Ativista pioneiro e atual Secretário de Direitos Humanos do Estado, Marcelo relembra os caminhos que levaram à criação do Grupo Gay de Alagoas, reflete sobre fé, política e militância e celebra o lançamento do livro “Orgulho LGBTQIAPN+: Acervos, memórias e escritas de si – Alagoas (1990–2022)”, obra que marca um novo capítulo na preservação da memória e da luta por direitos.


Fotos divulgação
Fotos divulgação

A história do movimento LGBTQIAPN+ em Alagoas não se escreve sem o nome de Marcelo Nascimento. Advogado, militante histórico e atual Secretário de Estado dos Direitos Humanos, ele é uma das figuras centrais na trajetória de resistência e organização política da população LGBTQIAPN+ no estado. Nos anos 1990, foi um dos fundadores do Grupo Gay de Alagoas (GGAL) — primeira entidade formal voltada à defesa dos direitos da comunidade, nascida em meio a um contexto de violência, conservadorismo e silenciamento.

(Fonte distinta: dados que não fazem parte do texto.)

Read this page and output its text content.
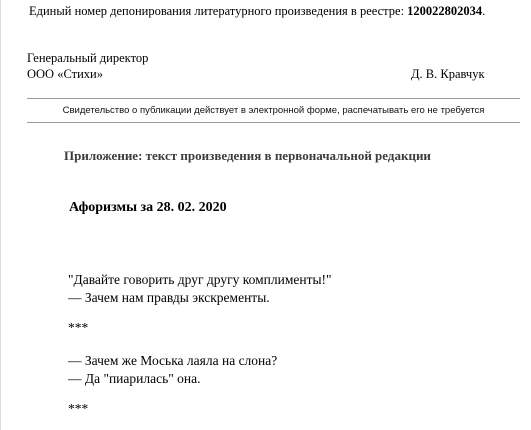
Единый номер депонирования литературного произведения в реестре: 120022802034.
Генеральный директор
ООО «Стихи»	Д. В. Кравчук
Свидетельство о публикации действует в электронной форме, распечатывать его не требуется
Приложение: текст произведения в первоначальной редакции
Афоризмы за 28. 02. 2020
"Давайте говорить друг другу комплименты!"
— Зачем нам правды экскременты.
***
— Зачем же Моська лаяла на слона?
— Да "пиарилась" она.
***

Três décadas depois, Marcelo retorna à cena como um dos organizadores do livro “Orgulho LGBTQIAPN+: Acervos, memórias e escritas de si – Alagoas (1990–2022)”, ao lado do professor e pesquisador Elias Veras e da jornalista e roteirista Cíntia Ribeiro. A obra, publicada pela Imprensa Oficial Graciliano Ramos com apoio das Secretarias de Estado de Direitos Humanos (Sedh) e de Planejamento, Gestão e Patrimônio (Seplag), será lançada no dia 31 de outubro, às 19h, durante a Bienal Internacional do Livro de Alagoas, no Auditório 1.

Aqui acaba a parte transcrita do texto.